Salmon is a versatile fish that can be served in a variety of ways. Aside from the standard nigiri where it is placed on top of a small ball of rice, salmon can be experienced in sashimi form as well. The skin of salmon is also frequently enjoyed as an entirely separate dish. The flavor of salmon can be enhanced through a pinch of salt and a dash of citrus, and then dipped into soy sauce mixed with wasabi.
Salmon has only been consumed as sushi since the advent of refrigeration and freezing, as it was impossible to enjoy it without getting food disease and infections. In fact, salmon is one of the few fish that require a certain amount of time in freezers before being consumed raw, whereas other fish used in sushi is generally best served fresh. Salmon were often found dwelling in rivers containing parasites and it took decades to figure out a way to kill the parasites while maintaining the texture and flavor of the fish. The Ainu people of northern Japan were the first to realize that freezing the salmon beforehand would kill off the Anisakis parasites that was causing them to become sick. Through consequent processes of trial of error, freezing the salmon before consumption has now become standard procedure serving salmon as sushi today.

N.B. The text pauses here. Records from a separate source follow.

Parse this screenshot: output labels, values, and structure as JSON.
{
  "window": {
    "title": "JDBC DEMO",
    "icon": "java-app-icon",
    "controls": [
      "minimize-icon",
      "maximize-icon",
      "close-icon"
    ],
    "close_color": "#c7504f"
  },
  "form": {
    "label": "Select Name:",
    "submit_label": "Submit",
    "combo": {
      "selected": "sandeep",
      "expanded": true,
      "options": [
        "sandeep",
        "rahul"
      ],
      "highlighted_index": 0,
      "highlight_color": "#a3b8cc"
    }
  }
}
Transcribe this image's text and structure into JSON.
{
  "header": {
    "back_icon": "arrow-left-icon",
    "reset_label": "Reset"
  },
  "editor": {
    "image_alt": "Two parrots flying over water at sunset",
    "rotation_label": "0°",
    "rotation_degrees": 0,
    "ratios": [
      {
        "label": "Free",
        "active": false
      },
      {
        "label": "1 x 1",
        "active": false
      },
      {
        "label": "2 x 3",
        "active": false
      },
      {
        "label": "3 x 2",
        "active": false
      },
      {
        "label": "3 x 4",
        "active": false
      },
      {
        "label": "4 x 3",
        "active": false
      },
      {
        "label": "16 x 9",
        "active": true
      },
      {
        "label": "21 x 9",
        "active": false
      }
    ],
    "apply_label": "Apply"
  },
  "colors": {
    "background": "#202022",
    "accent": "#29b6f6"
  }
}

Raw salmon also offers a number of health benefits. Salmon meat is full of omega-3 fatty acids, which helps in combating cancer and preventing cardiovascular disease. Salmon also contains vitamin E, which has proven beneficial in avoiding skeletal myopathy, among other debilitating ailments.
Salmon is a popular sushi fish and for good reason: it is tasty, healthy and adds an aesthetic appeal to any sushi platter.